Is there something like a consuming take?

Jonathan M Davis newsgroup.d at jmdavisprog.com
Sun Jul 7 21:55:17 UTC 2019


On Sunday, July 7, 2019 12:36:42 PM MDT berni via Digitalmars-d-learn wrote:
> On Sunday, 7 July 2019 at 09:01:53 UTC, Jonathan M Davis wrote:
> > Without slicing, that's impossible without iterating over the
> > elements multiple times.
>
> That's what I thought too, but meanwhile I think it is possible.
> To get it working, the second range needs to know about the first
> one and when the second one is queried the first time it has to
> notify the first one, that it has to remove all remaining items
> from the underlying range (and in case it still needs them, save
> them) and never use it again.
>
> The advantage of this setup over copying the items immediately is
> some sort of laziness. It might happen, that the second one will
> never query or it might happen, that the first one finished
> allready when the second one queries. In this cases no additional
> memory is needed.
> Even if the second one is queried before the first one finished,
> the needed buffer might be much smaller.

Having one range know about the other isn't enough. That just means that the
take range would tell the other range that it had popped an element off, and
then the other would know that it had to pop an element off. That still
involves popping the same element on different ranges twice. In order to
have popFront only called once, they have to be the same range, so when take
pops an element off, it pops an element off of the other range. If both the
take range and the drop range are wrappers, then it would be possible to do
something with pointers to the original range where the number of elements
that has been popped off is kept track of, and as long as the take range
pops them all first, the drop range can just continue iterating through the
original range, but if any elements from the drop range got iterated first,
then it would have to save the range and start popping from there not to
screw up the take range. And since pointers to the original range would have
to be used to avoid having independent copies, you run the risk of all of
this being screwed up by a piece of code popping an element from the
original range at some point. Also, all of that machinery would likely
quickly become far more expensive than simply saving the range to call take
on it and then calling drop on the original. Yes, that pops the same
elements multiple times, but wrapper ranges already end up calling chains of
popFronts, fronts, and emptys as they iterate through a range. You rarely
really get a single popFront call for a popFront unless the optimizer has
actually managed to optimize out all of the layers.
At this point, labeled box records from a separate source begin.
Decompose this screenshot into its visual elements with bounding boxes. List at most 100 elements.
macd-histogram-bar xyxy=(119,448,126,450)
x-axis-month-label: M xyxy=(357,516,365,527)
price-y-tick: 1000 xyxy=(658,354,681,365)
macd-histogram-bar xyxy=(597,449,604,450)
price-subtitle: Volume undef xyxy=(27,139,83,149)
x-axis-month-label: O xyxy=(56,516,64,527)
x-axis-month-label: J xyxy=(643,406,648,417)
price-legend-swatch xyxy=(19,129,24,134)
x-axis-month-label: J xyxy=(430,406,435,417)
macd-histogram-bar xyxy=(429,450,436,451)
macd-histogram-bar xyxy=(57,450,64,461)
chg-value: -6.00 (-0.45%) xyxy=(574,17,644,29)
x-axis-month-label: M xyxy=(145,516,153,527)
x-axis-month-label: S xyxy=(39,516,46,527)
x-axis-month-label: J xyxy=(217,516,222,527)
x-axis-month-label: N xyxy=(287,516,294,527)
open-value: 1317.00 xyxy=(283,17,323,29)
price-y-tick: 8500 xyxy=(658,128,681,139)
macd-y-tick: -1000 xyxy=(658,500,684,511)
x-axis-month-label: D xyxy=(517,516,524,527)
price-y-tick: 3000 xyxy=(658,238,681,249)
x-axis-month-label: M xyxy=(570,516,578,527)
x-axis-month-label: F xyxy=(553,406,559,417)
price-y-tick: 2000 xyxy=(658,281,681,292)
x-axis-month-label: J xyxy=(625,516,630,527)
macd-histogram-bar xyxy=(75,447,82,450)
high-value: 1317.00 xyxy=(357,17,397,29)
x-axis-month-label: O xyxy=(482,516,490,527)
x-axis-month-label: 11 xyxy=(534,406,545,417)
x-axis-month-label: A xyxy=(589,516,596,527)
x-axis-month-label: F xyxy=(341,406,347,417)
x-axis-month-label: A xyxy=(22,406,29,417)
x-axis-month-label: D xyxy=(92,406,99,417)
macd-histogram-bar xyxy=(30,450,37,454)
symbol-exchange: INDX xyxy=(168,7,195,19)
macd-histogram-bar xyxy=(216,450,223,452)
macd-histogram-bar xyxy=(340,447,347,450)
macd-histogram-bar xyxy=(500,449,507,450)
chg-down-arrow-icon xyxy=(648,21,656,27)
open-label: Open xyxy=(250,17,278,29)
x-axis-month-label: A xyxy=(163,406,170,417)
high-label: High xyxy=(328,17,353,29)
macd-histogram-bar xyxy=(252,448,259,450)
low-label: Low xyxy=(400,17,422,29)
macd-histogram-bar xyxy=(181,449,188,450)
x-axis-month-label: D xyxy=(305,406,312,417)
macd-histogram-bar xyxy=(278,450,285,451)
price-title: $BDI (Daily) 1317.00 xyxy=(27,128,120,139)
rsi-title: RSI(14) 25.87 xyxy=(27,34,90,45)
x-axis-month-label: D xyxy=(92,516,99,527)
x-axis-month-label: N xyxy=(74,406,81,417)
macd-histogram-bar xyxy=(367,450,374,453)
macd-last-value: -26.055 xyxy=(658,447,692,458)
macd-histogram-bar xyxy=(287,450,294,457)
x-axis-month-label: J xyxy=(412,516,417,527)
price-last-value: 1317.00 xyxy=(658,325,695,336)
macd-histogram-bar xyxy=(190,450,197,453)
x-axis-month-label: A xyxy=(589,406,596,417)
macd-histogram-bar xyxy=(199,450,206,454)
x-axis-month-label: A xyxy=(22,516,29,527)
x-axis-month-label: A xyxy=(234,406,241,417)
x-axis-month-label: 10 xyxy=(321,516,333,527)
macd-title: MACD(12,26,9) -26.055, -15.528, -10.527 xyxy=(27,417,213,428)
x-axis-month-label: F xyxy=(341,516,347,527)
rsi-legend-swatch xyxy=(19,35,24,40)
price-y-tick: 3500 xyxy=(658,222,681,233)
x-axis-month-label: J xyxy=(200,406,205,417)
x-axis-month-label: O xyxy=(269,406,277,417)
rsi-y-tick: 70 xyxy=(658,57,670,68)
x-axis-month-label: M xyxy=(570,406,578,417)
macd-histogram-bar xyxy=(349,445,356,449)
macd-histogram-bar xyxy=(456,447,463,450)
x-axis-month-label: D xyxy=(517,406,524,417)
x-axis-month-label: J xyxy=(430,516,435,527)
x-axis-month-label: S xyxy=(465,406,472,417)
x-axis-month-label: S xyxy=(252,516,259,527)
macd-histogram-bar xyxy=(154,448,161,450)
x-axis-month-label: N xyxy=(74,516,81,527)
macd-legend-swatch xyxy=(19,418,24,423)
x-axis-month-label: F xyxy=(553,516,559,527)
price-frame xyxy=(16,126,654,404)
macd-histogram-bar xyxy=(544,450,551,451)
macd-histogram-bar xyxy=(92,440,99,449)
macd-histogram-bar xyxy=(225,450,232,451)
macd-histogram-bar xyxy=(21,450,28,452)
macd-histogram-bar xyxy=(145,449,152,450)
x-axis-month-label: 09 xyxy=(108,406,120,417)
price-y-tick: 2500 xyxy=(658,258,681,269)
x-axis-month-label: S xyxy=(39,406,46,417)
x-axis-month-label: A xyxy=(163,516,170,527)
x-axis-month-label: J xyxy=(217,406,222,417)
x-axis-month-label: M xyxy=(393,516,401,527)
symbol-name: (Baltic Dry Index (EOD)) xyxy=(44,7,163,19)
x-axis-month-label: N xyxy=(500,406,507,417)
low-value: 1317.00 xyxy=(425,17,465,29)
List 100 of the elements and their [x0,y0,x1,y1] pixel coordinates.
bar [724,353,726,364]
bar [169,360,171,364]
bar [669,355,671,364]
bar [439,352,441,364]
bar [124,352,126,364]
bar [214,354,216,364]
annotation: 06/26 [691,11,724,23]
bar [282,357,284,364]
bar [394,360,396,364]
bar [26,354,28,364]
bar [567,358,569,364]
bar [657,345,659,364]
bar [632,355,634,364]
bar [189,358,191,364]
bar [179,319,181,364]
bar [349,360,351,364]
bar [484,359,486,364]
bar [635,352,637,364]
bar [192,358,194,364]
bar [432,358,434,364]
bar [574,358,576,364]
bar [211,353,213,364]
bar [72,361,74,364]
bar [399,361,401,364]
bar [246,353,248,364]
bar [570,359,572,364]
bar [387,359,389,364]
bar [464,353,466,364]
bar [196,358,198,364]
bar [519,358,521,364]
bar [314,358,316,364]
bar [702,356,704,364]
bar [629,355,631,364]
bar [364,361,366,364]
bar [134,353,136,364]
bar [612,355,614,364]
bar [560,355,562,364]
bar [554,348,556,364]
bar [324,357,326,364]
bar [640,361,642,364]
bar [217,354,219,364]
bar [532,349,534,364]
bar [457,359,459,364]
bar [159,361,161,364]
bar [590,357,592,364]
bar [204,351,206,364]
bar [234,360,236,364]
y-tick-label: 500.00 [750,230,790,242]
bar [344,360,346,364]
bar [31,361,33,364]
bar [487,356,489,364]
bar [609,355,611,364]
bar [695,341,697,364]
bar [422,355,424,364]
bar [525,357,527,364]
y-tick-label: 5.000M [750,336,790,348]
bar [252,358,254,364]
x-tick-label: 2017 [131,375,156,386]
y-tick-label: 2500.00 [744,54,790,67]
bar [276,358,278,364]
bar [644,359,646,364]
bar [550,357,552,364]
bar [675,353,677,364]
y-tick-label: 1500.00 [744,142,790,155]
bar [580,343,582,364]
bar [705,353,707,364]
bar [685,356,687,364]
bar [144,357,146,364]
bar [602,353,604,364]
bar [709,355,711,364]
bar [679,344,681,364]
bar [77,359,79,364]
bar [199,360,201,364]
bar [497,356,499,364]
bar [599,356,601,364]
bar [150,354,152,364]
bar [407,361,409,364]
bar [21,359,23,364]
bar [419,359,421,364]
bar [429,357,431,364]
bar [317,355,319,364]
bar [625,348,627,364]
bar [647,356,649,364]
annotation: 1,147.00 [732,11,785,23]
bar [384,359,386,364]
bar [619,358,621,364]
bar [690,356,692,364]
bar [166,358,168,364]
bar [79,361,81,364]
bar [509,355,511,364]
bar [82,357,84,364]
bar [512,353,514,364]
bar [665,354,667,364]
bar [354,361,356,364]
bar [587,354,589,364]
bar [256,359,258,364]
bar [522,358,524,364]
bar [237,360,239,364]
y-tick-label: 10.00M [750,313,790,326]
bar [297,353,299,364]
You can try mucking around with your own implemention of take if you want,
but I'd suggest that you're just better off taking the approach that it's
expected that if you use take, you're going to have to iterate through those
elements twice and that if that's not acceptable, it's better to do whatever
you need to do with the take range by manually operating on each of the
elements rather than having them be a range. Unless random-access ranges
with slicing are involved, trying to do anything that effectively slices a
range without iterating over the elements multiple times is almost certainly
going to be a mess. At some point, if you really want slicing semantics,
then you need to make sure that your range actually has slicing rather than
trying to act like it does when it doesn't.